Quite simply, unequal rate of growth of inner and outer surfaces. When one surface grows more than the other, coiling occurs automatically, regardless of the material involved, Moran explains. Bone, shell, hair, flesh or plant tissue. In fern fiddleheads, unequal growth is caused by cells on the outer surface elongating more than those on the inner. The spiral shape persists as long as the unequal growth is maintained. The fiddlehead uncoils only when the cells on its inner surface start to elongate, and only straightens when they are in equilibrium.
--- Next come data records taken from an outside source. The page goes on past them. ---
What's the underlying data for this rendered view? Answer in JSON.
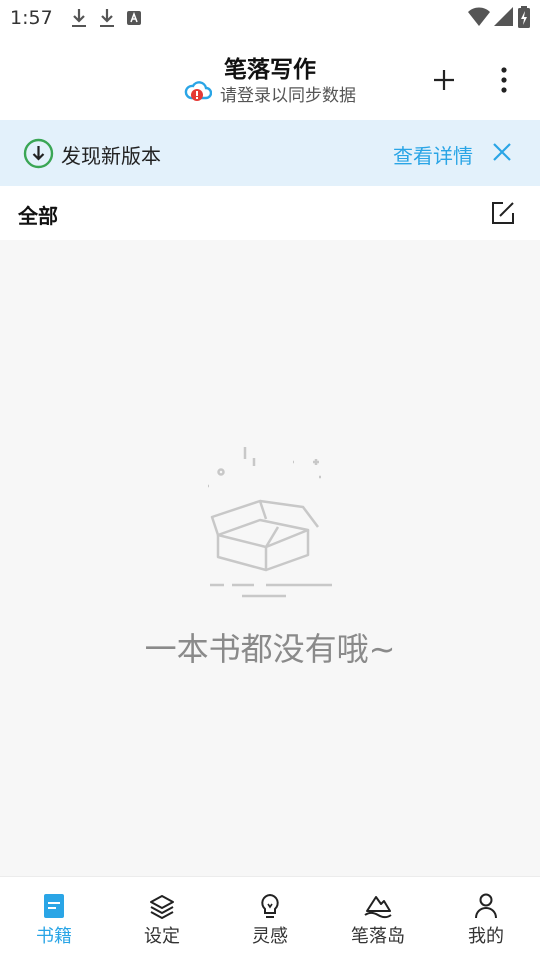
{
  "status_bar": {
    "time": "1:57",
    "icons": [
      "download-icon",
      "download-icon",
      "font-icon",
      "wifi-icon",
      "signal-icon",
      "battery-icon"
    ]
  },
  "header": {
    "title": "笔落写作",
    "sync_text": "请登录以同步数据",
    "cloud_icon": "cloud-alert-icon",
    "add_icon": "plus-icon",
    "more_icon": "more-vertical-icon"
  },
  "update_banner": {
    "text": "发现新版本",
    "link": "查看详情",
    "icon": "download-circle-icon",
    "close_icon": "close-icon"
  },
  "section": {
    "title": "全部",
    "edit_icon": "edit-icon"
  },
  "empty_state": {
    "icon": "empty-box-icon",
    "text": "一本书都没有哦~"
  },
  "bottom_nav": {
    "items": [
      {
        "label": "书籍",
        "icon": "book-icon",
        "active": true
      },
      {
        "label": "设定",
        "icon": "layers-icon",
        "active": false
      },
      {
        "label": "灵感",
        "icon": "lightbulb-icon",
        "active": false
      },
      {
        "label": "笔落岛",
        "icon": "island-icon",
        "active": false
      },
      {
        "label": "我的",
        "icon": "user-icon",
        "active": false
      }
    ]
  },
  "colors": {
    "accent": "#2aa5e6",
    "banner_bg": "#e3f1fb",
    "update_green": "#3aa655",
    "empty_bg": "#f7f7f7"
  }
}
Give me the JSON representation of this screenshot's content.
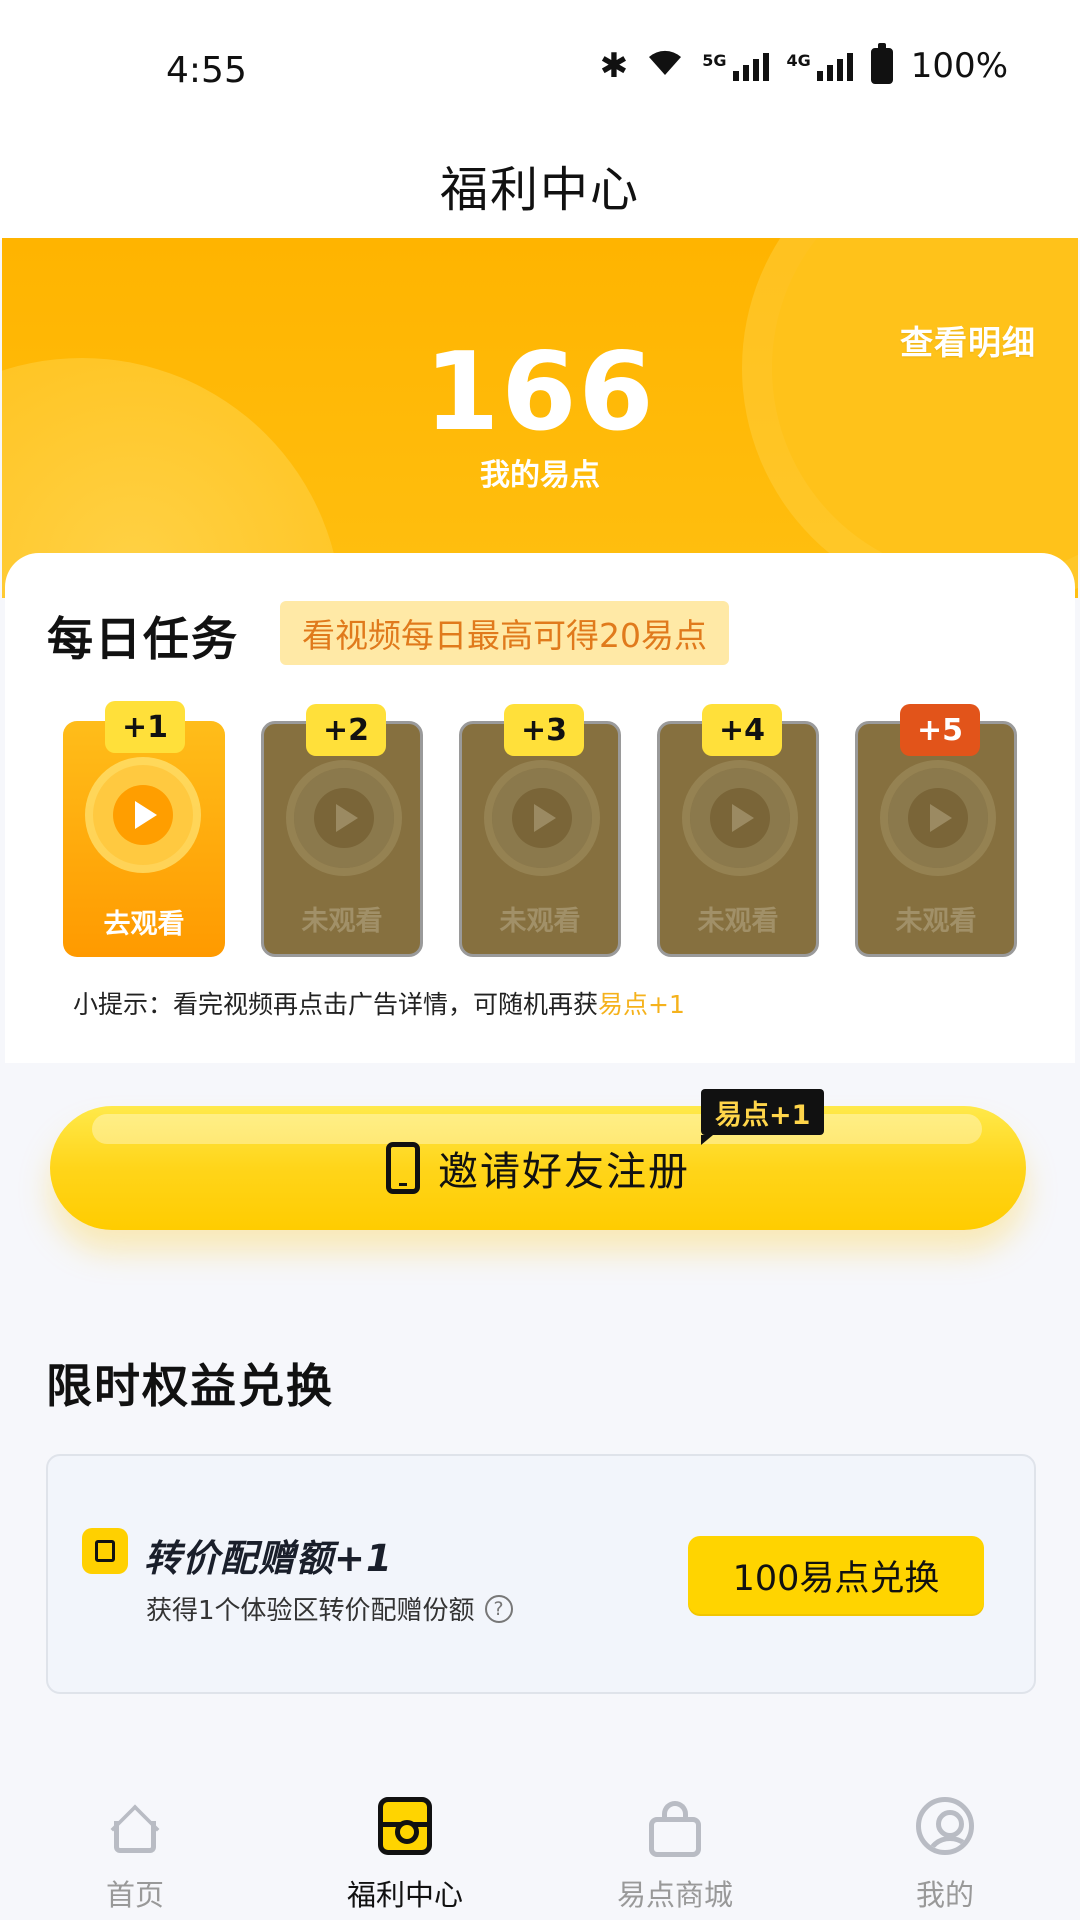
{
  "status_bar": {
    "time": "4:55",
    "network_1": "5G",
    "network_2": "4G",
    "battery": "100%"
  },
  "header": {
    "title": "福利中心"
  },
  "banner": {
    "points": "166",
    "points_label": "我的易点",
    "detail_link": "查看明细"
  },
  "daily_tasks": {
    "title": "每日任务",
    "tag": "看视频每日最高可得20易点",
    "videos": [
      {
        "badge": "+1",
        "label": "去观看",
        "state": "active"
      },
      {
        "badge": "+2",
        "label": "未观看",
        "state": "locked"
      },
      {
        "badge": "+3",
        "label": "未观看",
        "state": "locked"
      },
      {
        "badge": "+4",
        "label": "未观看",
        "state": "locked"
      },
      {
        "badge": "+5",
        "label": "未观看",
        "state": "locked"
      }
    ],
    "tip_prefix": "小提示：看完视频再点击广告详情，可随机再获",
    "tip_highlight": "易点+1"
  },
  "invite": {
    "label": "邀请好友注册",
    "badge": "易点+1",
    "icon": "phone-icon"
  },
  "exchange": {
    "title": "限时权益兑换",
    "item": {
      "name": "转价配赠额+1",
      "desc": "获得1个体验区转价配赠份额",
      "button": "100易点兑换"
    }
  },
  "bottom_nav": {
    "items": [
      {
        "label": "首页",
        "icon": "home-icon"
      },
      {
        "label": "福利中心",
        "icon": "welfare-icon",
        "active": true
      },
      {
        "label": "易点商城",
        "icon": "shop-bag-icon"
      },
      {
        "label": "我的",
        "icon": "profile-icon"
      }
    ]
  },
  "colors": {
    "accent": "#ffd400",
    "banner": "#ffb400",
    "tag_text": "#e07a1c",
    "red_badge": "#e2541a"
  }
}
The visually striking — and pleasing — aspect of the curve is its unchanging shape as it grows, the larger spirals are just expanded versions of smaller spirals. These interrelated mathematical proportions led Swiss mathematician Jakob Bernoulli (1645-1705) to refer to this spiral shape as the spira mirabilis, or wonderful spiral. Wonderful, indeed. Ferns, take a bow.

Not all ferns are equally tidy, though, notes Judith Jones of Fancy Fronds nursery in Gold Bar. “Sword fern is not a typical spiral, it will droop forward and be elongated, and look like it needs water, than right itself. All ferns have a distinctive manner of unfurling, you can cut all the fronds off and look at the buds and know what they are. I love watching them come up, they are just, oh my gosh, so beautiful.”

Robert Cleland, professor emeritus of plant physiology at the University of Washington explains the unfurling process is really no different that that of a cucumber seed sprout, unfurling its crooked neck as the light hits it, and it stretches and grows.

The same forces are at work with ferns. Light hits the coiled buds, and the plant takes up water. By a cue — perhaps hormones? — that softens the inner cells of the coil, they begin to expand, bringing the sizes of the cells on the inner and outer side of the fern into equilibrium. That allows the frond to straighten as it rises toward the light, with the whole operation powered by the pressurization of water uptake, and fueled by photosynthesis. Quite an operation, all taking places a quietly and gracefully as a ballet.

A good place to appreciate ferns unfurling just now is the Bullitt Fireplace Trail on Squak Mountain in Issaquah. A veritable fern garden, with sword ferns lining both sides of the trail, it’s also a gentle spring training hike, with a steady uphill grade, and a picnic table at the top. You can even take your dog.